Since by the Aubin–Lions lemma \(v_n\rightarrow v\) strongly in \(L^2(0,T;H^{1-\delta }(\Omega )^d)\), by continuity of the trace we have

$$\begin{aligned} v_n\rightarrow v \ \text{ strongly } \text{ in } \ {L^2((0,T)\times \Gamma _C)}. \end{aligned}$$
(4.41)

From (4.41), Lemma 4.2 and the Lebesgue dominated convergence theorem, we obtain

$$\begin{aligned}&\Vert N_n(v_n)-v\Vert _{L^2((0,T)\times \Gamma _C)}^2 \leqslant 2\Vert N_n(v_n)-N_n(v)\Vert _{L^2((0,T)\times \Gamma _C)}^2 + 2\Vert N_n(v)-v\Vert _{L^2((0,T)\times \Gamma _C)}^2 \\&\quad \leqslant 2\Vert v_n-v\Vert _{L^2((0,T)\times \Gamma _C)}^2 + 2\Vert N_n(v)-v\Vert _{L^2((0,T)\times \Gamma _C)}^2 \rightarrow 0 \ \text {as} \ n\rightarrow \infty . \end{aligned}$$

This proves (4.38). To show (4.39) and (4.40), we repeat similar calculations for \(u_n\) and \(\theta _n\). Hence, we can pass to the limit with truncation parameter \(l=n\rightarrow \infty \) in all terms. This completes the proof of Theorem 3.2. \(\square \)

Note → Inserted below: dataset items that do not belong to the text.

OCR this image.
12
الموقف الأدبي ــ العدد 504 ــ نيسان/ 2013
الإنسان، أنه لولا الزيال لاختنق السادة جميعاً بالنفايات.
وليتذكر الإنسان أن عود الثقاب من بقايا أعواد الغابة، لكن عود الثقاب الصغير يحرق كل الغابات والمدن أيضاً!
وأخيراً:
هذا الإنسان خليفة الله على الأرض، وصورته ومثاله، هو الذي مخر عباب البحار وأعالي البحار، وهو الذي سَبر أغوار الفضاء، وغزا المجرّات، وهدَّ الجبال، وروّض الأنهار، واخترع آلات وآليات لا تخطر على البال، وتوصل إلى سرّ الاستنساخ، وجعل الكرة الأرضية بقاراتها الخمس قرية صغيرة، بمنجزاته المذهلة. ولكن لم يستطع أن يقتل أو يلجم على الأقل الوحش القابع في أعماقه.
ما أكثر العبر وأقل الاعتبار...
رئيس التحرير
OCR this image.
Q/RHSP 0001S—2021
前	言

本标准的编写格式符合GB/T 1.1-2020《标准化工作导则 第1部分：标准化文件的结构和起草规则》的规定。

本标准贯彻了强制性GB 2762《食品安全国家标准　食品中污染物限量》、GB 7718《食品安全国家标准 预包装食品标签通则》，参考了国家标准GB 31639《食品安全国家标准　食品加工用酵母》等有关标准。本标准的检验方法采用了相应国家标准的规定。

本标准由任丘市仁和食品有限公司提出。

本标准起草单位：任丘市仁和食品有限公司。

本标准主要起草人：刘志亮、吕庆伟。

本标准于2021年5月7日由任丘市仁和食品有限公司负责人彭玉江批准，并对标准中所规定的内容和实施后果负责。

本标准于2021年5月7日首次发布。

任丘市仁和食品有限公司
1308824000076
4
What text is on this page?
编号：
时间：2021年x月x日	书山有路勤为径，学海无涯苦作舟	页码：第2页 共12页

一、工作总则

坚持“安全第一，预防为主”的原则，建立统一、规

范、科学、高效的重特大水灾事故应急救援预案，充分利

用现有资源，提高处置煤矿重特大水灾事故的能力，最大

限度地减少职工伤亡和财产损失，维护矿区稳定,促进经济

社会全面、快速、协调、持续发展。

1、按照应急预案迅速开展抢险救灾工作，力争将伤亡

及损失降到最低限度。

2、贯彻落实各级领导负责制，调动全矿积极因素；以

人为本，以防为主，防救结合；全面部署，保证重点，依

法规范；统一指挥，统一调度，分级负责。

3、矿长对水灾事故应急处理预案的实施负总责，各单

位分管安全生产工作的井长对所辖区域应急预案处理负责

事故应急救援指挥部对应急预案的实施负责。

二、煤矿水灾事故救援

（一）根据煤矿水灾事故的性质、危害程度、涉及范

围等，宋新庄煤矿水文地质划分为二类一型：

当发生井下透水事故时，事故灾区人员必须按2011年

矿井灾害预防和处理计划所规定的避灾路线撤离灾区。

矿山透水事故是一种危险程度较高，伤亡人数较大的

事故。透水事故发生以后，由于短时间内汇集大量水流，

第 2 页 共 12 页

Thus, the model has at least one solution. The question of uniqueness remains unresolved, but in view of the complexity of the system and its nonlinearities, it is unlikely. Indeed, the uniqueness of solution to Problem 3.1 does not follow from the presented argument, as it does in a case of the Banach fixed point theorem. Moreover, we suspect that uniqueness would require additional smallness assumptions on the data and stronger assumption on the functions \(h_\tau ,h_\nu ,h_w\).

As has been already mentioned, establishing an existence theorem for a purely elastic model is of considerable mathematical interest.